The Women’s Refugee Commission has developed an e-learning portal that offers trainings in how to use the Matrix and Decision-Tree Diagram that were developed by the Inter-Agency Standing Committee (IASC) Task Force on Safe Access to Firewood and alternative Energy (SAFE). These tools help individuals to determine safe and appropriate methods of meeting cooking fuel-related needs.

The Women’s Refugee Commission and InterAgency Standing Committee Taskforce provide focus group discussion questions on the topic of cooking fuel needs and preferences.  

For a checklist to ensure gender equality programming in NFI distribution, see page 92 of the Gender Handbook in Humanitarian Action, Inter-Agency Standing Committee, 2006.

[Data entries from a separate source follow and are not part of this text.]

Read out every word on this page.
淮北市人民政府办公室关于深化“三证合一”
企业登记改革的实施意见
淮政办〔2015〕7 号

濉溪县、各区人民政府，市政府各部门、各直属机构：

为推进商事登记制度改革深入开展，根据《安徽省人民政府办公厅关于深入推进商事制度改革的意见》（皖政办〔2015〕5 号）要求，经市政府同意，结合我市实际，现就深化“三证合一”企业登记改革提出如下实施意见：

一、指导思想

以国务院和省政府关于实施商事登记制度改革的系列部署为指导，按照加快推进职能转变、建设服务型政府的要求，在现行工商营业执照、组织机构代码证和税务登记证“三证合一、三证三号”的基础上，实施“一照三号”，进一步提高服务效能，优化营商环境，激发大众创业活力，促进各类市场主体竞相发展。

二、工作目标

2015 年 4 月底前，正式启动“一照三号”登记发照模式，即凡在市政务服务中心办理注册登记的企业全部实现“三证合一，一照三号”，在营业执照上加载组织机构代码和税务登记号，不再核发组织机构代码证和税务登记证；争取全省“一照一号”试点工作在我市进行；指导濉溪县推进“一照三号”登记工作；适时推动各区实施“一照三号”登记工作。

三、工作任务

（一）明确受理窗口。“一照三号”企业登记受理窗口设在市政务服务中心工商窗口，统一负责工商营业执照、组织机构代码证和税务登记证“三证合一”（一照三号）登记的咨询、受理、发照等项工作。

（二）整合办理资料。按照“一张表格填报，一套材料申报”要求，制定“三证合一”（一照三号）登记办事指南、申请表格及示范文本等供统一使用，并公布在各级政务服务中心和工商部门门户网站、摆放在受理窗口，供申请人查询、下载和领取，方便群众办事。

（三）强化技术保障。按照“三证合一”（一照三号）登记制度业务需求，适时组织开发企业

The International Network on Household Energy in Humanitarian Settings, 2007-2011. This is a project of the InterAgency Standing Committee Task Force on Safe Access to Firewood and Alternative Energy in Humanitarian Settings and the Women’s Refugee Commission, and provides resources and tools on non-food items.

USAID, 2010. Fuel-Efficient Stove Programs in Humanitarian Settings: an Implementer’s Toolkit. The purpose of this Toolkit is to help humanitarian organizations determine if an FES (Fuel-Efficient Stove) programme is feasible and appropriate for a given setting, and if so, how to design and implement an effective programme for wood-burning stoves. These guidelines and associated tools represent standard good practices approved by the United States Agency for International Development/Office of U.S. Foreign Disaster Assistance (USAID/OFDA) for FES programs in immediate and protracted humanitarian contexts.